Being contracts, insurance policies always have other provisions that can affect the eligibility of losses. Additional insured status can expand the entities that may be covered. However, added parties typically are not covered on the same basis as other insureds. In fact, such parties are typically added in order to formally and more fully address coverage parameters for the parties named under a policy rather than expand coverage. Insurance is designed to deliver focused coverage. Different parties and different operations are meant to find their own sources of protection. That can be the case for situations involving completed products or work.

Below is an excerpt of a discussion on the Products-Completed Operations Hazard from P&C Insurance by Gordis in Advantage Plus.


At one time, manufacturers felt protected by a general rule that they were not liable to anyone with whom they did not deal directly. This rule has deteriorated to the point that products liability cases are often the most expensive cases litigated and paid. The Uniform Commercial Code–Article 2 provides a nationwide understanding of the relationship between the buyer and the purchaser. This change moved product lawsuits from occurring only when a product was inherently dangerous to a strict liability where the manufacturer must prove innocence.

This is not a problem only for manufacturers. Court decisions are holding servicepersons and repairpersons liable for failure to take steps that would have prevented accidents. Even a seller may be held liable for a defect in the goods it markets, even though the product is made up and packaged by a remote manufacturer and is sold in the original sealed container. Although the retailer may do nothing to the product except turn it over to the purchaser, it has been held that it makes an implied warranty that the goods are fit and proper for the purpose announced. The retailer’s liability is even clearer, of course, if it makes any statement regarding the safe or adequate or effective nature of the product it merchandises.

Coverage for products-completed operations is provided under Coverage A–Bodily Injury and Property Damage. It covers bodily injury and property damage arising out of the insured’s product or work. Coverage applies only to bodily injury or property damage occurring away from the insured’s premises or out of work the insured has already completed.

It is not required that the product be paid for. Coverage begins when the product has been relinquished to others and is away from the insured’s premises.

As an example, assume that a customer comes into the insured’s hardware store to purchase a lawn mower. While checking the equipment in the store, the customer is injured by a mower blade. The liability of the store owner for the occurrence would not come under the products-completed operations hazard, but under the basic policy. However, if the insured had delivered a lawn mower to the customer’s home and left it for the customer to try out, and a defect in the equipment caused an accident, the products-completed operations hazard would apply to the loss, even though the customer had not paid for the item, and it was still legally the property of the merchant.

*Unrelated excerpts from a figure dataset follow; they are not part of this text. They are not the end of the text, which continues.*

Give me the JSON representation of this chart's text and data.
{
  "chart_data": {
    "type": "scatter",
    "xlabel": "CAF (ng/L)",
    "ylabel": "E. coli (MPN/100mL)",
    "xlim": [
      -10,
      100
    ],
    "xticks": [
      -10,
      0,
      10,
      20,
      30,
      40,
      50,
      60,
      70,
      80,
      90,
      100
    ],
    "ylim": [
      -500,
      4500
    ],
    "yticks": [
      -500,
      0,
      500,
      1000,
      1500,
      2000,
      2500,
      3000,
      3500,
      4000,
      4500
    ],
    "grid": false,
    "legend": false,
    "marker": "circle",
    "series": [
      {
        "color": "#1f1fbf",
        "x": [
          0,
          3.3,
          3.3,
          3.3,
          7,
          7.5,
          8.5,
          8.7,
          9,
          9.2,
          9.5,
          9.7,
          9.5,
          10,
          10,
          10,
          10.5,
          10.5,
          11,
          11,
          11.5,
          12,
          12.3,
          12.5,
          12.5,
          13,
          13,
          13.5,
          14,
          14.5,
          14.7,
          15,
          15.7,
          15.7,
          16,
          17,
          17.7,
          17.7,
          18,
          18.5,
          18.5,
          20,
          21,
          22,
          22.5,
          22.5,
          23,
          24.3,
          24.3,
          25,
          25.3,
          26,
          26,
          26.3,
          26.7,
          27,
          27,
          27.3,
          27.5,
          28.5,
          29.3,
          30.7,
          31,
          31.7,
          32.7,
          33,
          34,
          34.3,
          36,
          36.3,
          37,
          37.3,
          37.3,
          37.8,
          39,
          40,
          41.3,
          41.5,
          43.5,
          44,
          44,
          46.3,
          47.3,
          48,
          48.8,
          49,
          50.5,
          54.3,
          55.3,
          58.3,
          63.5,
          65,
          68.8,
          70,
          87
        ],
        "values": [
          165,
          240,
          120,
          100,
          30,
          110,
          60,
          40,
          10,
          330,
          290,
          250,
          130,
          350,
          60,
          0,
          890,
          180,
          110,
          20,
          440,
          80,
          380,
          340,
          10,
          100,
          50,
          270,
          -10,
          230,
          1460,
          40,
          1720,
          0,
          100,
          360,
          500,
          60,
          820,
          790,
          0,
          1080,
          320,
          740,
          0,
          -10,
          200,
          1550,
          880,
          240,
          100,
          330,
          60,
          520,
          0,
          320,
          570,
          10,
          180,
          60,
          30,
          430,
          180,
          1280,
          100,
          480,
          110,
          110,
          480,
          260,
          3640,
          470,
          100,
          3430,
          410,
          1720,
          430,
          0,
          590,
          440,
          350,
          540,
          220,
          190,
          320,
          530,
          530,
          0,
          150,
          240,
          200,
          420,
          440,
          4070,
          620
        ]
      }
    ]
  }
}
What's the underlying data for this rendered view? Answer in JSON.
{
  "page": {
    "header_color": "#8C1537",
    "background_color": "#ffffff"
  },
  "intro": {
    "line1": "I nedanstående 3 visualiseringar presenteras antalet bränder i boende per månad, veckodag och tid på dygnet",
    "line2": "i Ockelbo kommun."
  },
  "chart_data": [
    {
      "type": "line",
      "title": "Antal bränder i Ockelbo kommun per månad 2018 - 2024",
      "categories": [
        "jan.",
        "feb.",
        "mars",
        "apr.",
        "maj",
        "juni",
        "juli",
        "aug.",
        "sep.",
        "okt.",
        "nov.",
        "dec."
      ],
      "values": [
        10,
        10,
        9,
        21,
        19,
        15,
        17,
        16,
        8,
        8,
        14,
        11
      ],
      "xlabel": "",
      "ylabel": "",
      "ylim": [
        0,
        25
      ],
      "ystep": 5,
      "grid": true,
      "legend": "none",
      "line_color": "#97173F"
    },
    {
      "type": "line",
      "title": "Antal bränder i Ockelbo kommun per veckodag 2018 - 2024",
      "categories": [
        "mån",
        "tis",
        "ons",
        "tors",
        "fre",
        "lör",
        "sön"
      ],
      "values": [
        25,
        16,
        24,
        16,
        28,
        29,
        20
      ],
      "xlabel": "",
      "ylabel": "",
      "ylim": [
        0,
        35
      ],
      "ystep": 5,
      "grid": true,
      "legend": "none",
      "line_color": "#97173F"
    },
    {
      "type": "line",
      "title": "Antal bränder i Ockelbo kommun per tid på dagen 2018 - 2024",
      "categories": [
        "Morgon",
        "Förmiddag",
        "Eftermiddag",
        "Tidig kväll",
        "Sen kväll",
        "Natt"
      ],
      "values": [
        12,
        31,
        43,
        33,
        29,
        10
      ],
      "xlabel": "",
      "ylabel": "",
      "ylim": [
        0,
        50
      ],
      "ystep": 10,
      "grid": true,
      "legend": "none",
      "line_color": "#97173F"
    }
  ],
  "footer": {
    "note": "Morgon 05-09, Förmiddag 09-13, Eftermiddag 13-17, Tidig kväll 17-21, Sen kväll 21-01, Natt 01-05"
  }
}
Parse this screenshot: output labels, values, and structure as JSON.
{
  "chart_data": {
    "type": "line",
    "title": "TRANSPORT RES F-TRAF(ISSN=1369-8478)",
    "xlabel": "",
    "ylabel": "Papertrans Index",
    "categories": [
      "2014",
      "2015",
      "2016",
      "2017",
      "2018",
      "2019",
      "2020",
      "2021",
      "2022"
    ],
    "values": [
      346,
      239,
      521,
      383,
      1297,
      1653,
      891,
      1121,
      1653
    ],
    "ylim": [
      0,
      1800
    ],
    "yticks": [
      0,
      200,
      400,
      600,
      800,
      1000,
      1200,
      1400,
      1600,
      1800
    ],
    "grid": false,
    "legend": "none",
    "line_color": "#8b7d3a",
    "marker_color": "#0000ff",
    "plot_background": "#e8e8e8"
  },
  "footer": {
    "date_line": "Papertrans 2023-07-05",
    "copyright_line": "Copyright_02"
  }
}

By the same token, if an insured contractor is working for a customer at the customer’s premises but has not completed the contracted-for work, and an accident arises out of a condition in the work that the client contends is the liability of the contractor, the occurrence would not come within the products-completed operations hazard. If, on the other hand, the work had been completed and sometime later an accident occurred, which was claimed to be due to the faulty work of the contractor, the latter’s policy would respond under the products-completed operations hazard coverage.

Completed Work
The policy states that the insured’s work is considered to be completed at the earliest of the following:

  • When all of the work called for in the insured’s contract has been completed
  • When all the work called for at a particular site has been completed, even though the contract still calls for work at other sites
  • When that part of the work at a site has been put to its intended use by any person or organization other than another contractor working at the same site

Work that may need service, maintenance, correction, replacement, or repair, but is otherwise complete, is treated as complete.